James Wattana, Thailand's greatest ever player, will be relegated from the circuit after 19 years at the end of the season.
His 5-2 defeat to Rod Lawler in the final qualifying round of the Welsh Open yesterday was the last in a long line of disappointing reversals over the last couple of years.
Unless World Snooker award Wattana a discretionary wildcard he will be off the main tour as he can't now finish inside the top 64 in the two year rankings or among the top 8 of players on the one year list not already in the top 64.
What a great shame this is.

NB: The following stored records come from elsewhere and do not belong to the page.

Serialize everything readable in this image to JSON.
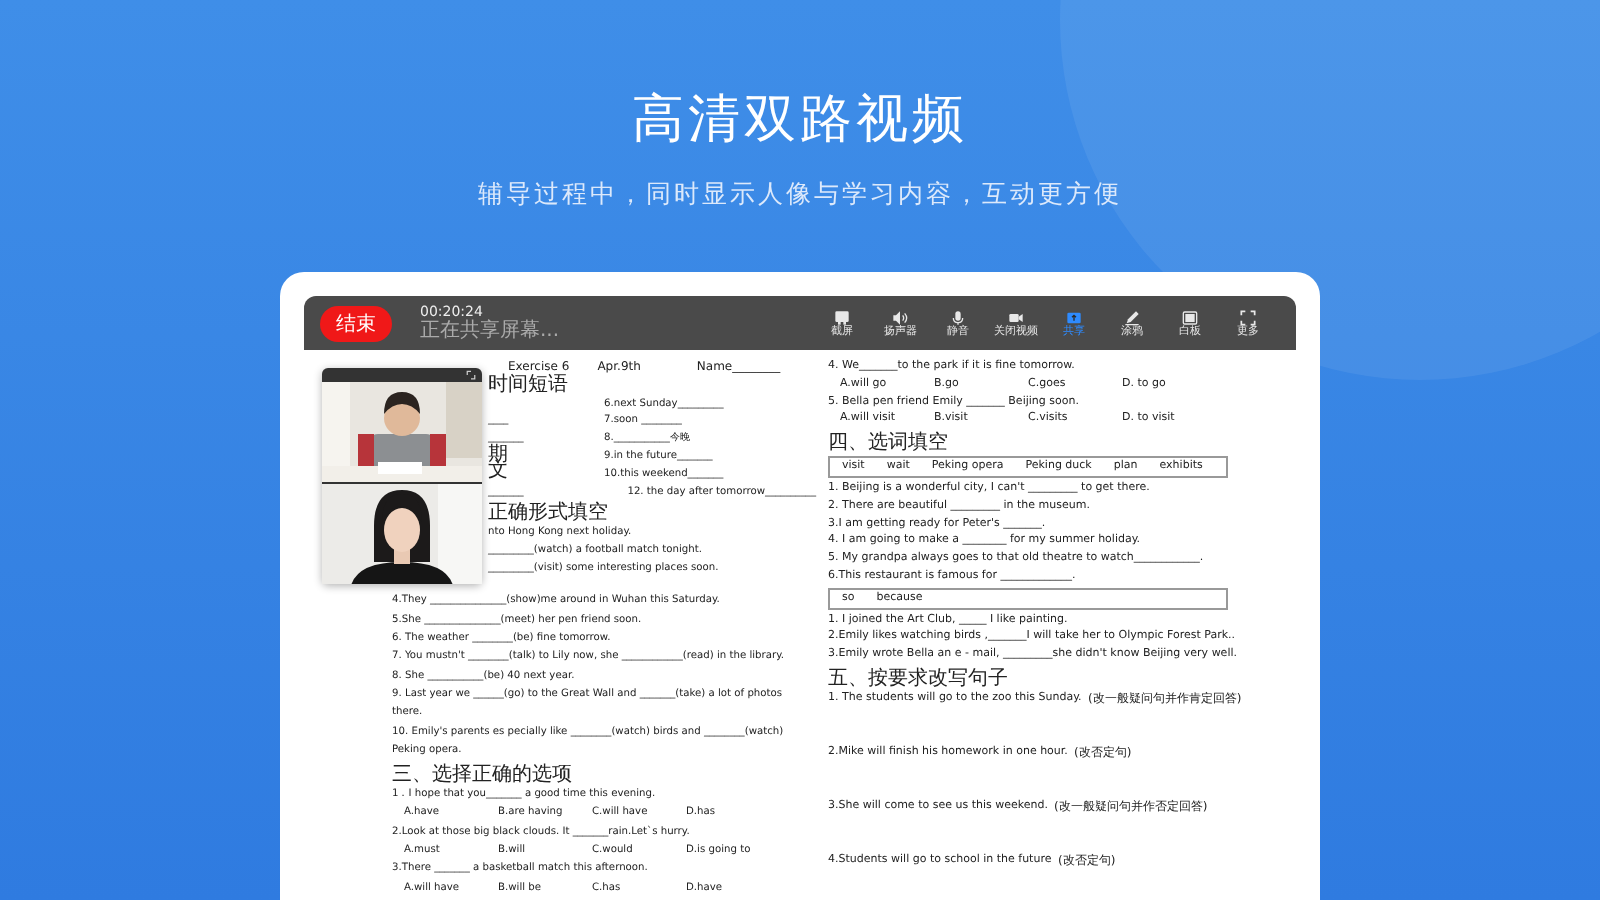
{
  "headline": "高清双路视频",
  "subheadline": "辅导过程中，同时显示人像与学习内容，互动更方便",
  "toolbar": {
    "end_button": "结束",
    "timer": "00:20:24",
    "status": "正在共享屏幕...",
    "tools": [
      {
        "label": "截屏",
        "selected": false
      },
      {
        "label": "扬声器",
        "selected": false
      },
      {
        "label": "静音",
        "selected": false
      },
      {
        "label": "关闭视频",
        "selected": false
      },
      {
        "label": "共享",
        "selected": true
      },
      {
        "label": "涂鸦",
        "selected": false
      },
      {
        "label": "白板",
        "selected": false
      },
      {
        "label": "更多",
        "selected": false
      }
    ]
  },
  "worksheet": {
    "header": [
      "Exercise 6",
      "Apr.9th",
      "Name________"
    ],
    "top_rows": [
      {
        "left": "时间短语",
        "right": ""
      },
      {
        "left": "",
        "right": "6.next Sunday_________"
      },
      {
        "left": "____",
        "right": "7.soon ________"
      },
      {
        "left": "_______",
        "right": "8.___________今晚"
      },
      {
        "left": "期",
        "right": "9.in the future_______"
      },
      {
        "left": "文",
        "right": "10.this weekend_______"
      },
      {
        "left": "_______",
        "right": "12.    the day after tomorrow__________"
      }
    ],
    "left": [
      {
        "kind": "heading",
        "text": "正确形式填空"
      },
      {
        "kind": "line",
        "text": "nto Hong Kong next holiday."
      },
      {
        "kind": "line",
        "text": "_________(watch) a football match  tonight."
      },
      {
        "kind": "line",
        "text": "_________(visit) some interesting places soon."
      },
      {
        "kind": "line",
        "text": "4.They _______________(show)me around in Wuhan this Saturday."
      },
      {
        "kind": "line",
        "text": "5.She _______________(meet) her pen friend soon."
      },
      {
        "kind": "line",
        "text": "6. The weather ________(be) fine tomorrow."
      },
      {
        "kind": "line",
        "text": "7. You mustn't ________(talk) to Lily now, she ____________(read) in the library."
      },
      {
        "kind": "line",
        "text": "8. She ___________(be) 40 next year."
      },
      {
        "kind": "line",
        "text": "9. Last year we ______(go) to the Great Wall and _______(take) a lot of photos"
      },
      {
        "kind": "line",
        "text": "there."
      },
      {
        "kind": "line",
        "text": "10. Emily's parents es pecially like ________(watch) birds and ________(watch)"
      },
      {
        "kind": "line",
        "text": "Peking opera."
      },
      {
        "kind": "heading",
        "text": "三、选择正确的选项"
      },
      {
        "kind": "line",
        "text": "1．I hope that you_______ a good time this evening."
      },
      {
        "kind": "options",
        "items": [
          "A.have",
          "B.are having",
          "C.will have",
          "D.has"
        ]
      },
      {
        "kind": "line",
        "text": "2.Look at those big black clouds. It _______rain.Let`s hurry."
      },
      {
        "kind": "options",
        "items": [
          "A.must",
          "B.will",
          "C.would",
          "D.is going to"
        ]
      },
      {
        "kind": "line",
        "text": "3.There _______ a basketball match this afternoon."
      },
      {
        "kind": "options",
        "items": [
          "A.will have",
          "B.will be",
          "C.has",
          "D.have"
        ]
      }
    ],
    "right": [
      {
        "kind": "line",
        "text": "4. We_______to the park if it is fine tomorrow."
      },
      {
        "kind": "options",
        "items": [
          "A.will go",
          "B.go",
          "C.goes",
          "D. to go"
        ]
      },
      {
        "kind": "line",
        "text": "5. Bella pen friend Emily _______ Beijing soon."
      },
      {
        "kind": "options",
        "items": [
          "A.will visit",
          "B.visit",
          "C.visits",
          "D. to visit"
        ]
      },
      {
        "kind": "heading",
        "text": "四、选词填空"
      },
      {
        "kind": "wordbox",
        "items": [
          "visit",
          "wait",
          "Peking opera",
          "Peking duck",
          "plan",
          "exhibits"
        ]
      },
      {
        "kind": "line",
        "text": "1. Beijing is a wonderful city, I can't _________ to get there."
      },
      {
        "kind": "line",
        "text": "2. There are beautiful _________ in the museum."
      },
      {
        "kind": "line",
        "text": "3.I am getting ready for Peter's _______."
      },
      {
        "kind": "line",
        "text": "4. I am going to make a ________ for my summer holiday."
      },
      {
        "kind": "line",
        "text": "5. My grandpa always goes to that old theatre to watch____________."
      },
      {
        "kind": "line",
        "text": "6.This restaurant is famous for _____________."
      },
      {
        "kind": "wordbox",
        "items": [
          "so",
          "because"
        ]
      },
      {
        "kind": "line",
        "text": "1. I joined the Art Club, _____ I like painting."
      },
      {
        "kind": "line",
        "text": "2.Emily likes watching birds ,_______I will take her to Olympic Forest Park.."
      },
      {
        "kind": "line",
        "text": "3.Emily wrote Bella an e - mail, _________she didn't know Beijing very well."
      },
      {
        "kind": "heading",
        "text": "五、按要求改写句子"
      },
      {
        "kind": "task",
        "text": "1. The students will go to the zoo this Sunday.",
        "note": "(改一般疑问句并作肯定回答)"
      },
      {
        "kind": "task",
        "text": "2.Mike will finish his homework in one hour.",
        "note": "(改否定句)"
      },
      {
        "kind": "task",
        "text": "3.She will come to see us this weekend.",
        "note": "(改一般疑问句并作否定回答)"
      },
      {
        "kind": "task",
        "text": "4.Students will go to school in the future",
        "note": "(改否定句)"
      }
    ]
  }
}
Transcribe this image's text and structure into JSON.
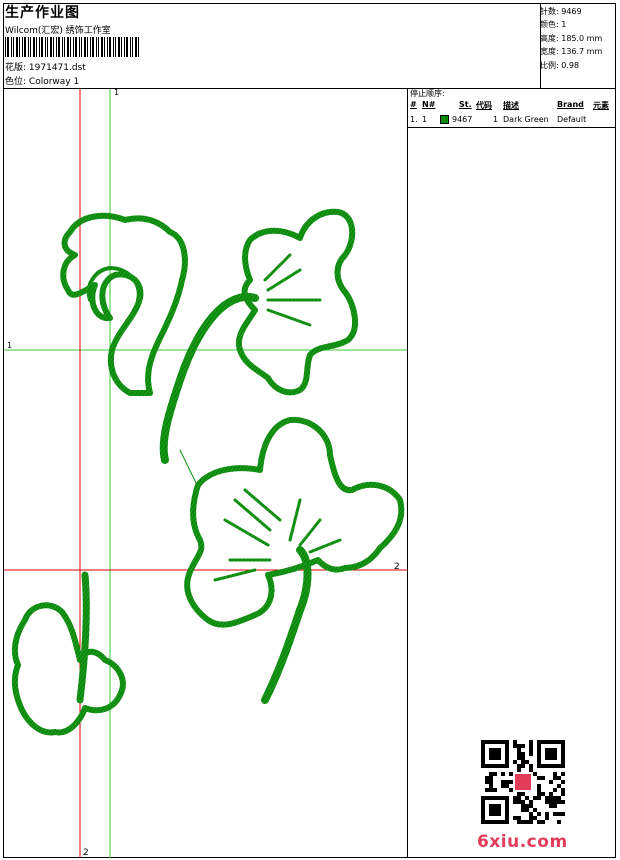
{
  "header": {
    "title": "生产作业图",
    "company": "Wilcom(汇宏) 绣饰工作室",
    "pattern_label": "花版:",
    "pattern_value": "1971471.dst",
    "colorway_label": "色位:",
    "colorway_value": "Colorway 1"
  },
  "stats": {
    "stitches": "针数: 9469",
    "colors": "颜色: 1",
    "height": "高度: 185.0 mm",
    "width": "宽度: 136.7 mm",
    "scale": "比例: 0.98"
  },
  "stop_sequence": {
    "title": "停止顺序:",
    "headers": [
      "#",
      "N#",
      "St.",
      "代码",
      "描述",
      "Brand",
      "元素"
    ],
    "rows": [
      {
        "index": "1.",
        "needle": "1",
        "stitches": "9467",
        "code": "1",
        "description": "Dark Green",
        "brand": "Default",
        "color": "#0a8a0a"
      }
    ]
  },
  "guides": {
    "green_v_label": "1",
    "green_h_label": "1",
    "red_h_label": "2",
    "red_v_label": "2"
  },
  "colors": {
    "stitch": "#0a8a0a",
    "red_guide": "#e00000",
    "green_guide": "#33cc33",
    "watermark": "#e33b5a"
  },
  "watermark": {
    "text": "6xiu.com"
  }
}
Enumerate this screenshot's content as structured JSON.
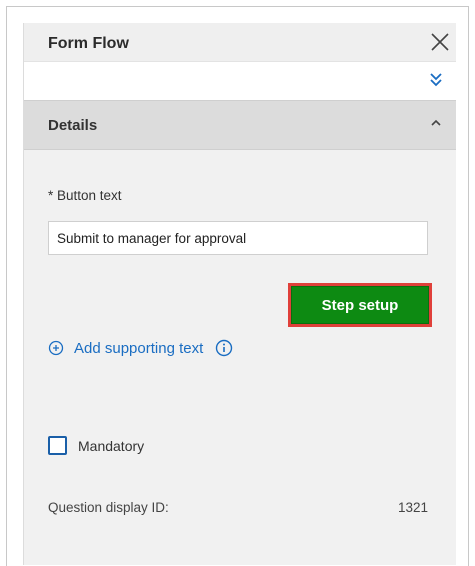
{
  "panel": {
    "title": "Form Flow",
    "section_title": "Details"
  },
  "field": {
    "label": "* Button text",
    "value": "Submit to manager for approval"
  },
  "step_setup_button": "Step setup",
  "add_supporting_text": "Add supporting text",
  "mandatory_label": "Mandatory",
  "question_display": {
    "label": "Question display ID:",
    "value": "1321"
  },
  "colors": {
    "primary_green": "#0d8a12",
    "highlight_red": "#e0403a",
    "link_blue": "#1a6dc2"
  },
  "icons": {
    "close": "close-icon",
    "expand": "double-chevron-down-icon",
    "collapse": "chevron-up-icon",
    "add": "plus-circle-icon",
    "info": "info-icon"
  }
}
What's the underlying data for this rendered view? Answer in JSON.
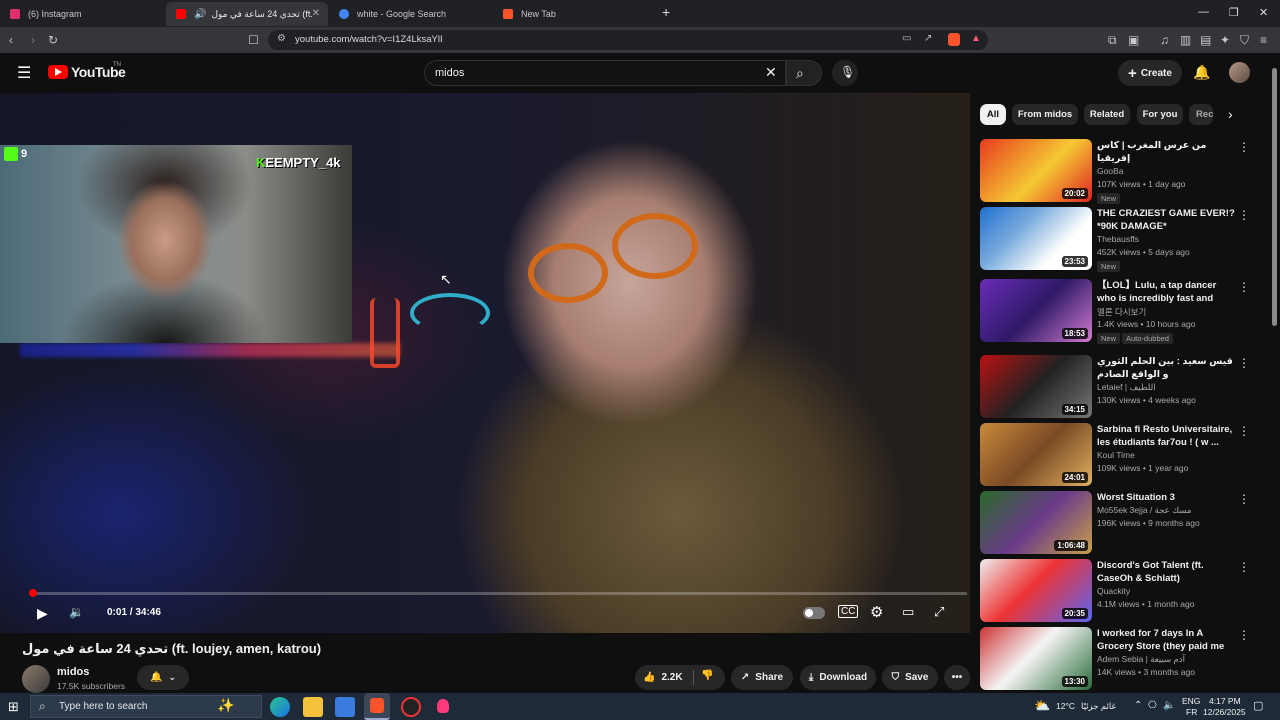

Wattana is only 38 and, in the early 1990s, sparked a snooker boom in his home country on a par with what is now happening in China courtesy of Ding Junhui.
He had first risen to prominence as a teenager in 1986 when, invited to play on the Matchroom tours of Thailand, he won an invitation tournament, beating Terry Griffiths 2-1 in the final.
Wattana stunned snooker by reaching the final of the inaugural Asian Open in Bangkok in 1989, losing to Stephen Hendry.
He soon became one of the leading players of the next decade, reaching a highest ranking of no.3 and winning three ranking titles.
Two of these came in his native Thailand (the other was the 1992 Strachan Open) and he also won the prestigious World Matchplay in 1992.
Wattana was certainly good enough to be world champion but lost twice in the semi-finals, in 1993 and 1997.
He is perhaps best known for making a 147 at the 1992 British Open on the day he learned his father had been shot in Bangkok.
After constructing the break, then only the fourth maximum ever made on TV, Wattana was informed his father had died.
He lived in Bradford in the UK for many years and his grasp of English improved through games of scrabble.
Just two years ago, he beat Ronnie O'Sullivan 5-0 in the China Open but, like many a former great, found the Prestatyn qualifying scramble almost impossible.
Wattana's contribution to snooker has been immense. He has business interests in Thailand to keep him occupied but I can't help feeling his professional career has ended far too early.